You're looking at Less Wrong's discussion board. This includes all posts, including those that haven't been promoted to the front page yet. For more information, see About Less Wrong.

shminux comments on xkcd on the AI box experiment - Less Wrong Discussion

15 Post author: FiftyTwo 21 November 2014 08:26AM

You are viewing a comment permalink. View the original post to see all comments and the full post content.

Comments (229)

You are viewing a single comment's thread.

Comment author: shminux 21 November 2014 09:22:38PM 3 points [-]

A newbie question.

From one of Eliezer's replies:

As I presently understand the situation, there is literally nobody on Earth, including me, who has the knowledge needed to set themselves up to be blackmailed if they were deliberately trying to make that happen. Any potentially blackmailing AI would much prefer to have you believe that it is blackmailing you, without actually expending resources on following through with the blackmail, insofar as they think they can exert any control on you at all via an exotic decision theory. Just like in the oneshot Prisoner's Dilemma the "ideal" outcome is for the other player to believe you are modeling them and will cooperate if and only if they cooperate, and so they cooperate, but then actually you just defect anyway. For the other player to be confident this will not happen in the Prisoner's Dilemma, for them to expect you not to sneakily defect anyway, they must have some very strong knowledge about you.

Would this be a fair summary of why Basilisk does not work: "We don't know of a way to detect a bluff by a smarter agent, therefore the agent would prefer bluffing (easy) over true blackmail (hard), so, knowing that we would always call the bluff and therefore the agent would not even try"?

Further on:

I have written the above with some reluctance, because even if I don't yet see a way to repair this obstacle myself, somebody else might see how to repair it now that I've said what it is.

Wouldn't a trivial "way to repair this obstacle" be for the agent to appear stupid enough to be credible? Or has this already been taken into account in the original quote?

Comment author: Vaniver 21 November 2014 10:33:04PM 0 points [-]

Wouldn't a trivial "way to repair this obstacle" be for the agent to appear stupid enough to be credible?

What do you mean by 'appear' here? I know how to observe a real agent and think "hmm, this person will punish me without reflectively considering whether or not punishing me advances their interests," but I don't know how to get that impression about a hypothetical agent.

Comment author: shminux 21 November 2014 10:39:30PM *  0 points [-]

I don't understand your distinction between real and hypothetical here. Your first sentence was about a hypothetical "real" agent, right? What is the hypothetical "hypothetical" agent you describe in the second part?

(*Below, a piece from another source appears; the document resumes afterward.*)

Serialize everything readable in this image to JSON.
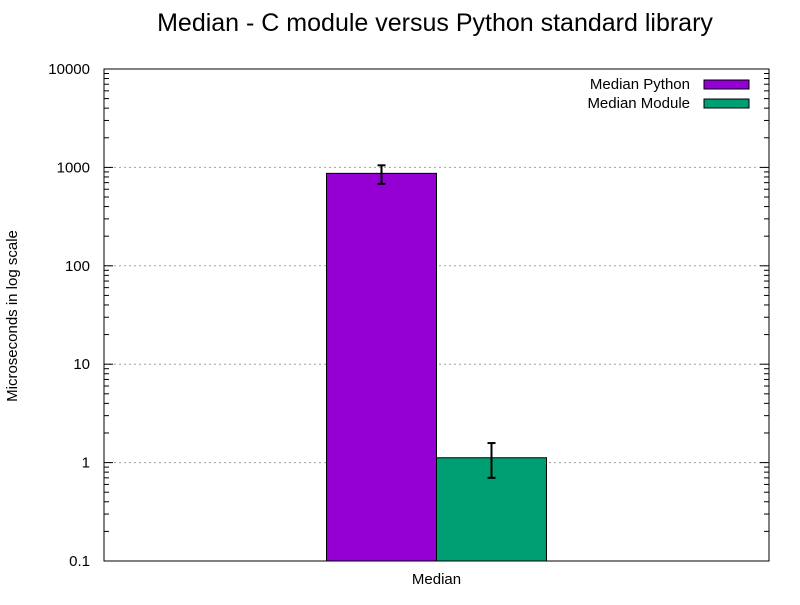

Comment author: Vaniver 22 November 2014 01:02:00AM 0 points [-]

I don't understand your distinction between real and hypothetical here.

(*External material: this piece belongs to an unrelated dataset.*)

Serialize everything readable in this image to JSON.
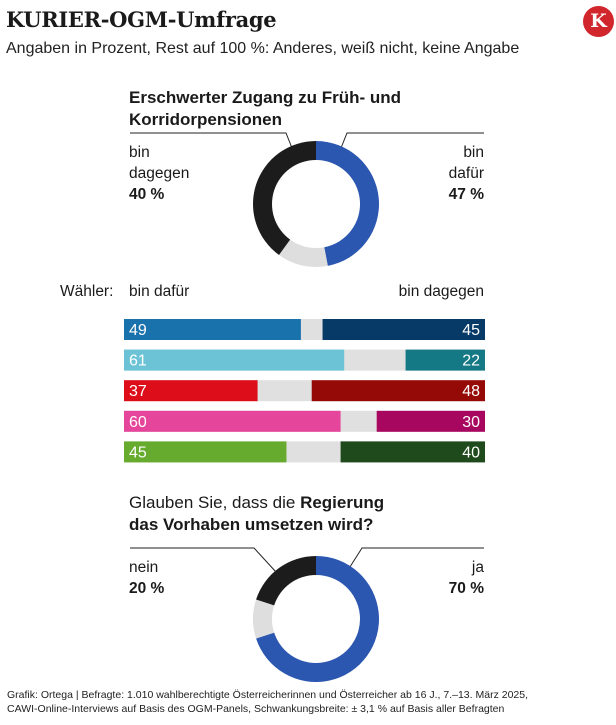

Basically, my understanding of acausal trades is "ancestor does X because of expectation that it will make descendant do Y, descendant realizes the situation and decides to do Y because otherwise they wouldn't have been made, even though there's no direct causal effect."

If you exist simultaneously with another agent (the 'real agent' from the grandparent), you can sense how they behave and they can trick you by manipulating what you sense. (The person might reflectively consider whether or not to punish you, and decide the causal link to their reputation is enough justification, even though there's no causal link to the actions you took, but try to seem unthinking so you will expect they'll always do that.)

If you're considering hypothetical descendants (the 'hypothetical agent' from the grandparent), though, it's not clear to me how to reason about their appearance to you now, and particular any attempts they make to 'appear' to be stupid. But now that I think about it more, I think I was putting too much intentionality into 'appear'- hypothetical agent A can't decide how I reason about it, but I can reason about it incorrectly or incompletely and thus it appears to be something it isn't.

Comment author: shminux 22 November 2014 02:05:47AM 0 points [-]

As far as I understand Eliezer's point, the "acausal" part is irrelevant, the same issue of trusting that another agent really means what it says and will not change its mind later comes up, anyway. I could easily be wrong, though.